Few key points to keep in mind :

  • The ParseCSV function takes a second argument, which the delimiter that you want fields to be separated by. the default is $c(0) if you don't pass anything ( $c(0) works with csv's as it's not a printable character ) but you can choose whatever delimiter you want
  • We are skipping the first line of the CSV file because it's the header and who needs that
  • You don't have to store the result in a global obviously, so you can store it in an array instead. simply instead of:
       . i count s ^SCRATCH(count) = rec

                 you would do something like

       . i count s ARRAY(count) = rec
  • You don't have to save the record as a counter, you can simple store the id field of the record instead. something like this: (granted that you make sure it's not empty first or you'll get a subscript error)
       . i count,$p(rec,$c(0))]"" s ARRAY($p(rec,$c(0)) = rec
  • Also notice that the ParseCSV function took care of the quoted fields, the quote in 10""2 and the leading and trailing spaces. 

Hope this helps. 

Ahmed

You need to parse CSV. Here's how to do that in Caché:

Provided you have this csv:

car,2000,100.51,27.10.2016,
phone,2003,65.8,15.01.2017,

You can import it into class Test.CSV:

1. Generate a persistent class Test.CSV

set rowtype = "name VARCHAR(50),year INTEGER,amount NUMERIC(9,2),date DATE"
set filename = "D:\data.csv"
do ##class(%SQL.Util.Procedures).CSVTOCLASS(2, .rowtype, filename,,,,"Test.CSV")

2. Import file or files

do ##class(Test.CSV).Import(2,filename)

Usually you can't import your CSV right away - the dates are in a different format, etc.
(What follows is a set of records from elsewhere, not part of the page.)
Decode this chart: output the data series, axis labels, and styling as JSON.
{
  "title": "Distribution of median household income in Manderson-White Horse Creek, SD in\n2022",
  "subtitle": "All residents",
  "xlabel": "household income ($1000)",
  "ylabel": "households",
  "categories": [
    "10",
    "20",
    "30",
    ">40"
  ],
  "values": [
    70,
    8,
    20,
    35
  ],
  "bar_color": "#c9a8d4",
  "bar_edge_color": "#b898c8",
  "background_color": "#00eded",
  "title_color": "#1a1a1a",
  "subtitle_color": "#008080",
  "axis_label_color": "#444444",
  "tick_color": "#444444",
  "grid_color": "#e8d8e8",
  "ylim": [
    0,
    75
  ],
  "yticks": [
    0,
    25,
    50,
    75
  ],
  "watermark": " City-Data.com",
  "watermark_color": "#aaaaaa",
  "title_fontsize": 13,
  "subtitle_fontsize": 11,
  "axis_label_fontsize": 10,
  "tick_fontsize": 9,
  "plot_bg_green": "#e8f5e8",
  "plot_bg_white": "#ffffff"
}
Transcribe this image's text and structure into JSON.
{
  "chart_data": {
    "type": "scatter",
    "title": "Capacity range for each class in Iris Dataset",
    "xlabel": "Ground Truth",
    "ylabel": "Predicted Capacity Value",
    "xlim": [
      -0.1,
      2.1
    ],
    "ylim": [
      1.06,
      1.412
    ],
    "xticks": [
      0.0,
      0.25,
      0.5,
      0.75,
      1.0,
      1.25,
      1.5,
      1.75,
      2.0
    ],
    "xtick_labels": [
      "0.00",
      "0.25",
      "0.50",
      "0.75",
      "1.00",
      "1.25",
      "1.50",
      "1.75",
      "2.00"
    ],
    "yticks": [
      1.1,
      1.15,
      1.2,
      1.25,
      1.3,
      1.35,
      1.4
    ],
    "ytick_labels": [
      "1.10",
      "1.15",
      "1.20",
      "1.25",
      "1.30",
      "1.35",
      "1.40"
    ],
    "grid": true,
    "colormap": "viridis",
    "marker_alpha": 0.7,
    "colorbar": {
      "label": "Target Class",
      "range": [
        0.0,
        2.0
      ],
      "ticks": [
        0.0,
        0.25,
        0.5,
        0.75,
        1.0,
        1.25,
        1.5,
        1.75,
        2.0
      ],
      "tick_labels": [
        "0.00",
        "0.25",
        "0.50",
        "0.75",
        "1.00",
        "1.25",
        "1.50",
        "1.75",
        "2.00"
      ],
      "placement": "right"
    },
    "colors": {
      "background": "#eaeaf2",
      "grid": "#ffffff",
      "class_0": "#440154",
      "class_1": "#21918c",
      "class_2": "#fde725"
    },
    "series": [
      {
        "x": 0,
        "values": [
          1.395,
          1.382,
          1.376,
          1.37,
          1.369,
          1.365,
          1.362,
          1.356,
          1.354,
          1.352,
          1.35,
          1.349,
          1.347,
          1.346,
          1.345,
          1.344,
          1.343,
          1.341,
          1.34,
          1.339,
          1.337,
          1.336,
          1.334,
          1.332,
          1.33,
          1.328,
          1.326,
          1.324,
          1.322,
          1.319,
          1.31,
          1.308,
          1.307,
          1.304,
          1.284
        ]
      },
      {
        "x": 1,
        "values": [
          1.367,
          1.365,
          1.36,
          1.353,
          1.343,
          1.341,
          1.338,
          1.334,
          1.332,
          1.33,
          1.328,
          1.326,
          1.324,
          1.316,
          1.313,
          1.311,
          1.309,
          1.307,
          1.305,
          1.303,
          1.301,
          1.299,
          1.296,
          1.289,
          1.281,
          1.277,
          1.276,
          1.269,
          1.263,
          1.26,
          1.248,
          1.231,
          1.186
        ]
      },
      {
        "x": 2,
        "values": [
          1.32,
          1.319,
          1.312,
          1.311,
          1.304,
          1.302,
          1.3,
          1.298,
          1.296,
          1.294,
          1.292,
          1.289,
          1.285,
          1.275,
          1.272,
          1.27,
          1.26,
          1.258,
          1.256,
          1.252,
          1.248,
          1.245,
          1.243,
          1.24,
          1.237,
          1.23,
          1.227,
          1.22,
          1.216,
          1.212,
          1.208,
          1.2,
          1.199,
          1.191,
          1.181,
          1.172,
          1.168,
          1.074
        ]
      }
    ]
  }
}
You need to modify Import method and property definitions. For example I often:

  • Add FORMAT=4 property parameter for dates to import dates in dd/mm/yyyy format.
  • Find&replace Library.
  • Add this else line in Import method:
if $$$ISOK(tStatus) { set tCounter = tCounter + 1 } else { w $System.Status.GetErrorText(tStatus) return}

If you have a tab separated file, you need to change Import method signature from:

pDelimiter As %String = ","

to:

pDelimiter As %String = {$c(9)}

You may need to additionally modify Import method to accept streams instead of files.